Handshakes were abandoned when Chelsea and QPR met in the FA Cup, in January, leading to much understandable hand-wringing over why grown men cannot be grown up.
“We didn’t do the handshake during the FA Cup game and I think it helped the situation,’’ said Hughes. Not really. The bad blood between the players was still there at the end. Longer term, it looked bad that football had surrendered because it did not trust people to be mature.
So after dialogue on Friday between Cobham, Harlington and Gloucester Place, the Premier League announced that “all parties understand and acknowledge that the pre-match handshake will go ahead as part of the normal pre-match activity’’. Peace in our time.
Not quite. Residual ill-will between Ferdinand and the Chelsea pair will still be on view. It is understood that there is no chance of Ferdinand acknowledging Terry or Cole’s outstretched hand. Hughes has given all his players permission to “make a personal decision’’.
Even following pleas from their clubs for restraint, the fans will undoubtedly give their noxious views of the players in a derby-day show of tribalism with an ugly twist.
Football has to tread carefully here. Controversy and commotion provide more episodes to the “men behaving badly” soap opera of the Premier League, adding to its global allure. The combination of incipient lawlessness in glamorous surrounds is intoxicating for many. Yet a balance is required.
Talking about the assorted local tear-ups he had played in from Goodison to the Nou Camp, Old Trafford to “probably the scariest one” in Blackburn-Burnley, Hughes observed: “The actual passion and energy that is given out by a crowd on a derby day is something special. As long as it doesn’t go over the edge of what is acceptable, I am all for it.”
Ferdinand, Terry and Cole have a responsibility not to inflame such a sensitive situation. Derbies are invariably heated occasions hardly requiring additional stoking.
Hughes relished the fray. “I used to like big games, the bigger the better. Some players get intimidated. I wasn’t that type. I fed off the emotions of the fans.

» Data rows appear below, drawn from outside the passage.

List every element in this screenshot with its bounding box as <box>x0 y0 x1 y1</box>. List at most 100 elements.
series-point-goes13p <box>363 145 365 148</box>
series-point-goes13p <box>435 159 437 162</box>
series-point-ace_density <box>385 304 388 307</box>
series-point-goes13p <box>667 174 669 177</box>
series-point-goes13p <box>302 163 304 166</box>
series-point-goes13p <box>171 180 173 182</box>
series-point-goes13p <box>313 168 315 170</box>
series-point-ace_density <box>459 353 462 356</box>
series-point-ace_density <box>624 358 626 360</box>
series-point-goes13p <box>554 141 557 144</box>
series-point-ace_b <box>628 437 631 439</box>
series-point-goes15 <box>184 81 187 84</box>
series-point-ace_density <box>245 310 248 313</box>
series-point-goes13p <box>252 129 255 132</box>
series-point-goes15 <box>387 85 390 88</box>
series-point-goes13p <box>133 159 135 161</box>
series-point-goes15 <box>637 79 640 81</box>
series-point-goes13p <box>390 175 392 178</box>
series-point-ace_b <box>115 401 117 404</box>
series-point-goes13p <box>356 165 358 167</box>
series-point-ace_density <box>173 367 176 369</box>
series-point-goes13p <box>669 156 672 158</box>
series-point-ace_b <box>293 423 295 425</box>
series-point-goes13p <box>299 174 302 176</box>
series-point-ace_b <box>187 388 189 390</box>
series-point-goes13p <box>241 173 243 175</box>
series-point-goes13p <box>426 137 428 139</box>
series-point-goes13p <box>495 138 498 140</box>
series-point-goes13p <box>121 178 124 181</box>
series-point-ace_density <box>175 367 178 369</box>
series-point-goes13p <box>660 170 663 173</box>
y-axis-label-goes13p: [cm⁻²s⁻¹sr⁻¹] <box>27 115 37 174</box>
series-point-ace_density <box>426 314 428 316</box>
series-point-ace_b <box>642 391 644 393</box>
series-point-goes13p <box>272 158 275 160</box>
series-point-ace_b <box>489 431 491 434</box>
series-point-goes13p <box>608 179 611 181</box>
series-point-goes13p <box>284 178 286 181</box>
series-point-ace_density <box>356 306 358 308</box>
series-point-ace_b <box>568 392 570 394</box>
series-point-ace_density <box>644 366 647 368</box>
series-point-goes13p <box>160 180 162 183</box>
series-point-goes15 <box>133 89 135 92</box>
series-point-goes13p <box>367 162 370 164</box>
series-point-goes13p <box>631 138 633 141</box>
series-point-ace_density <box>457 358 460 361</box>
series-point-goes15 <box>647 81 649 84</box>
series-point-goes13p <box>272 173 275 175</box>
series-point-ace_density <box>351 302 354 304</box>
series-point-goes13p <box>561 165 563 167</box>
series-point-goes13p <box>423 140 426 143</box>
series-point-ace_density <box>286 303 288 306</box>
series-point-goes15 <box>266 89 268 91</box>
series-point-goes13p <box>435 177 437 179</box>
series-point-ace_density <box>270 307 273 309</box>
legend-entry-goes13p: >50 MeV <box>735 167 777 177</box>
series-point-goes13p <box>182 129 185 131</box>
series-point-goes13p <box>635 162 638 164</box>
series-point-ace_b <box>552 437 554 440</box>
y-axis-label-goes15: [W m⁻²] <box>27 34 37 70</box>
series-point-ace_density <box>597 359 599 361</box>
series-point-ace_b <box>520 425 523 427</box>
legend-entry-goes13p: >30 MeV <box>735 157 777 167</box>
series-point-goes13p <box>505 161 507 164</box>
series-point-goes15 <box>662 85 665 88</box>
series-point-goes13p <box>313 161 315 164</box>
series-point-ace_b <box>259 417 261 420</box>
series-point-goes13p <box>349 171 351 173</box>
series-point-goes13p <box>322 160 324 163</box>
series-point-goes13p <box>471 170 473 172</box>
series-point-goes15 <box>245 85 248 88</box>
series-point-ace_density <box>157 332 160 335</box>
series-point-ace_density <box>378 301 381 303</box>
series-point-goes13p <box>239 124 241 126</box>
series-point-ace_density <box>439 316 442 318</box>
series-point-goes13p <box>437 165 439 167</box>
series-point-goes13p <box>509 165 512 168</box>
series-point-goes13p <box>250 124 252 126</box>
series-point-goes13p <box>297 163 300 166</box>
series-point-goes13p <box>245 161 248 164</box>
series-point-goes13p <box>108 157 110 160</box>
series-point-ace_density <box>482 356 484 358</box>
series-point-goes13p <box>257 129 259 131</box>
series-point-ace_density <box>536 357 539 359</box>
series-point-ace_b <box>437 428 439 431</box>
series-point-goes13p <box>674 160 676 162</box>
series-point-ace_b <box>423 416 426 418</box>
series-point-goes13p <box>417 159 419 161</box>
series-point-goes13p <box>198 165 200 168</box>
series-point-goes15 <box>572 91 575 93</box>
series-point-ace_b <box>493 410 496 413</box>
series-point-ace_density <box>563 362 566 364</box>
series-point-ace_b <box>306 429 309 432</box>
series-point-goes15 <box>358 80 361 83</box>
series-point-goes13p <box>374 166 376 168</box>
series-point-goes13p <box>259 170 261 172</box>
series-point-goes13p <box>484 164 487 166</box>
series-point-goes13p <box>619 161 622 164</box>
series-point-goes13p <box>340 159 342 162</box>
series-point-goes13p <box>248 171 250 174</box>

"Off the field I was quite quiet and introverted but on the field I was a different person and that had a lot to do with my interaction with supporters. I used to love helping my team win against fans who didn’t particularly want me to win.
"You knew if you were getting abuse you were irritating the opposition fans. That was part of what I used to lap up.’’
Hughes knows what Terry and Cole can expect. “As a top player at a top club, going to an away match, it’s a given that you get abuse from the opposition fans.”
Both sets of supporters would be better off pouring their energies into backing their own players, rather than barracking their rivals’.
That will not happen, though. Loftus Road will reverberate to an unedifying chorus of disapproval on Saturday afternoon.